# Heretical versus unorthodox: Does heretic mean non-Christian?



## Ryft (Apr 16, 2012)

_*NOTICE:* On the advice of another member, I am splitting my questions up (Smart 2012) into three separate posts, allowing "folks to more easily focus the discussion on one point" (Lindsay 2012, par. 2). This is the second of three posts; the other two are "Heretical v. unorthodox: What is heresy?" and "Heretical v. unorthodox: Confessional or not?"_

----------------------------------------------------------------------------------------------------​
I present the following questions for the sincere and thoughtful consideration of Presbyterian members here—although it is open to those of other traditions as well—because I am looking for answers drawn and cited from recognized Presbyterian sources, be they scriptures, confessions, catechisms, general assemblies, synods, or otherwise books and articles by theologians who are Presbyterian or whose material is generally accepted by Presbyterians; and, come to think of it, perhaps in that preferential order. (The theological opinions of members here are also welcome, of course, but I am looking for sources and materials which I can cite in a research paper.)
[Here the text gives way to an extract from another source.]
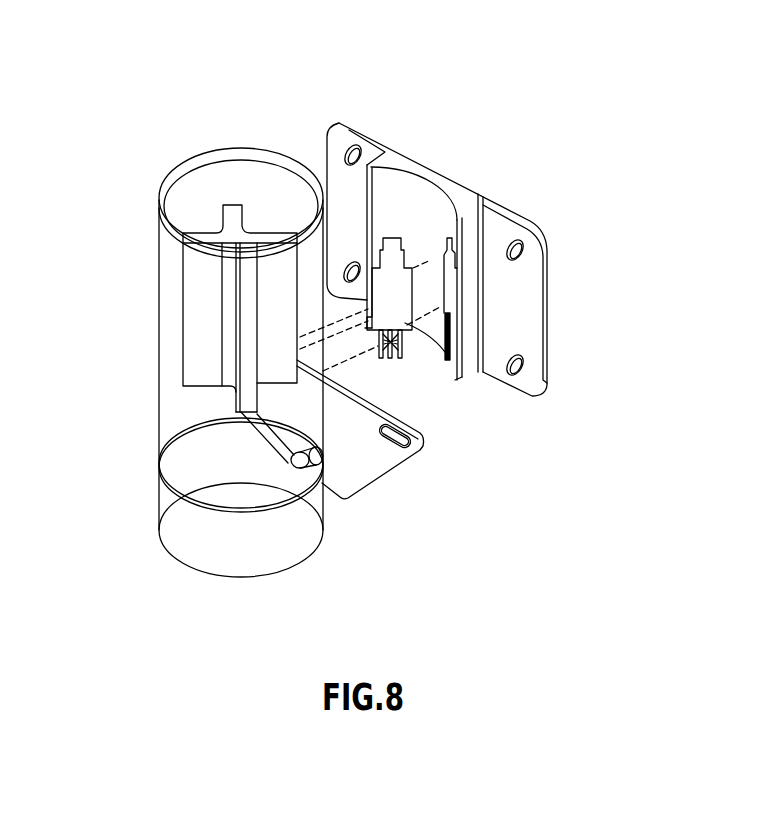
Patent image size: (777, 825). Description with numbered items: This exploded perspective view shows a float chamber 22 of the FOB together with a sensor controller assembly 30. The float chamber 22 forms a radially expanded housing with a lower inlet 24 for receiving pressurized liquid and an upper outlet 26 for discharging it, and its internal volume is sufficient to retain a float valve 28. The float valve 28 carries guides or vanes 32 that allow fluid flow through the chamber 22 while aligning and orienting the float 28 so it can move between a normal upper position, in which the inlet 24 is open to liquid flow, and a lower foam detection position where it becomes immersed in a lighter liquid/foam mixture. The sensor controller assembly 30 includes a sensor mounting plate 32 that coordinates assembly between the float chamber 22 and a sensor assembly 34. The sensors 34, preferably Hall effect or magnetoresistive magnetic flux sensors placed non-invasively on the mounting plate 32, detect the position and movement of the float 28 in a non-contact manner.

*2. Are the terms heretic and Christian mutually exclusive?* In other words, does it follow that to call someone a heretic is to call them a non-Christian? This question is admittedly a bit sticky. For example, the Protestant faith is heretical on the Roman Catholic view; and yet Protestants, perhaps most effectively by those of the Reformed faith, would argue that they enjoy union with Christ and are thus Christians, notwithstanding the opinion of Romanists. So there is one sense in which the terms heretic and Christian are not mutually exclusive. 
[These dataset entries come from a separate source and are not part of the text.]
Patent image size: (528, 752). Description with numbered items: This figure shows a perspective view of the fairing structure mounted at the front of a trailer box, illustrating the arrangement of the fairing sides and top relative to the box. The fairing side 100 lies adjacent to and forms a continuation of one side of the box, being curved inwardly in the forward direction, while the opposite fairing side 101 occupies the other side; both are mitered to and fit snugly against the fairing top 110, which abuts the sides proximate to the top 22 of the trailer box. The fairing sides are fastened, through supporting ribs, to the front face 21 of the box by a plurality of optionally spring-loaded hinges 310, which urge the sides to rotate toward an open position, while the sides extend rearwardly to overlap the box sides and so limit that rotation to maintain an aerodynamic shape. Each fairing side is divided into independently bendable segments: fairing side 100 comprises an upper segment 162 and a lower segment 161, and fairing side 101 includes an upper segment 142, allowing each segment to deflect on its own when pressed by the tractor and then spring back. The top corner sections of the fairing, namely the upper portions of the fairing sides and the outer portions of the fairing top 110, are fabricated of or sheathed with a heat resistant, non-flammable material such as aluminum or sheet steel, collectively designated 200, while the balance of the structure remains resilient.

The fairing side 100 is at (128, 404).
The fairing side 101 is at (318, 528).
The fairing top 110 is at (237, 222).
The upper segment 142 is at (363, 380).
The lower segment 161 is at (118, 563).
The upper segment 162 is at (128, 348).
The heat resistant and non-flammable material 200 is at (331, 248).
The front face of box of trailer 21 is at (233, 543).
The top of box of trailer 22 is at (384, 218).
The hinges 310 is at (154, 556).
But I am inquiring after a Presbyterian context, so I am looking for an answer that is consistent with the five solas of the Protestant Reformation and the confessional standards of orthodox Presbyterian churches. For example, suppose a Reformed Baptist called a Presbyterian heretical over the issue of infant baptism, given that the 1689 London Baptist Confession of Faith (LBCF) militates against such a practice—even though the Westminster Confession of Faith (WCF) and catechisms affirm it. Has the Reformed Baptist misapplied the term, or did he use it rightly (thus rendering the Presbyterian a "Christian heretic")? What I mean to ask is this: Is there a definition of heretic that transcends competing confessional orthodoxies which all Reformed churches acknowledge?
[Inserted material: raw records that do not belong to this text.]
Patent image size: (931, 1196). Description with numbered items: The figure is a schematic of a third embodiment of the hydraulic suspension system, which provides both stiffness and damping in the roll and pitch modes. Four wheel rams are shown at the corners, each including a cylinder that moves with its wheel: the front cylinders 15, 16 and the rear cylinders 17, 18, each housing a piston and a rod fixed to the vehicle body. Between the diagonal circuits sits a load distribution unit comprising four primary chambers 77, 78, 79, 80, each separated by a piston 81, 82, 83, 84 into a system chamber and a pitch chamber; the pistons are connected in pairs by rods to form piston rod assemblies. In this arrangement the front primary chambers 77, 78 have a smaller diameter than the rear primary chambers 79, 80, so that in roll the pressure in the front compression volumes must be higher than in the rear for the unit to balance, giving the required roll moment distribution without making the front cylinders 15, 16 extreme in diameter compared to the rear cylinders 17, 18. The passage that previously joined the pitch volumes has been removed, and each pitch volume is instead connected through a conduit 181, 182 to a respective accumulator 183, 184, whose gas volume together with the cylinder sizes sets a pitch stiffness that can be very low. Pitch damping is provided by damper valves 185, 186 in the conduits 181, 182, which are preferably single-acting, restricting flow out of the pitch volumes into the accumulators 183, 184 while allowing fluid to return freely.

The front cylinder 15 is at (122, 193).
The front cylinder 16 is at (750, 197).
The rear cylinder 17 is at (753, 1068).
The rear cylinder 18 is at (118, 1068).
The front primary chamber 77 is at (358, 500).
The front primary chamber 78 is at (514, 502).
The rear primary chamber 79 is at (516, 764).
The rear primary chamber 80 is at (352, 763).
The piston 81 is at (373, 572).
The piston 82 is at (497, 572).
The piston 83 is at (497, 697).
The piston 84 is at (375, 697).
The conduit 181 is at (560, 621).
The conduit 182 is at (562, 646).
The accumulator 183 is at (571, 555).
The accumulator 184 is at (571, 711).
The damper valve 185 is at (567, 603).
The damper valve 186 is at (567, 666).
Surely the matter is not so muddled that all Christians are thus inevitably heretics (since every Christian body will violate the orthodoxy of another Christian body). It must be the case that the Reformed Baptist in our hypothetical scenario has misapplied the term, for even his own confession subordinates itself to holy scriptures, the only infallible rule of Christian faith and practice (LBCF chapter 1, articles 1, 2, 6, 9, and 10). As Philip Schaff notes in _The Creeds of Christendom_, "The value of creeds [and presumably confessions and catechisms] depends upon the measure of their agreement with the Scriptures. ... The Bible has, therefore, a divine and absolute [authority], the Confession only an ecclesiastical and relative authority." 

There must be a set of orthodox dogmas to which all Reformed churches are agreed as delineating heresy, such that all _other_ contentions permit communion of these saints as Christian brothers. And it is my hope that there is some record of this in sources from, or recognized by, orthodox Presbyterian churches confessing the Westminster Standards. (For my purposes there is no need for an orthodoxy that will include the Roman Catholic and Eastern Orthodox churches, so that can be left to the side. Those of the Protestant Reformation need only apply, so to speak.)

I appreciate your careful and thoughtful contributions to answering this question. Please remember to cite the references that your answers draw from, if any, so that I may examine them for myself and include them in my research.


----------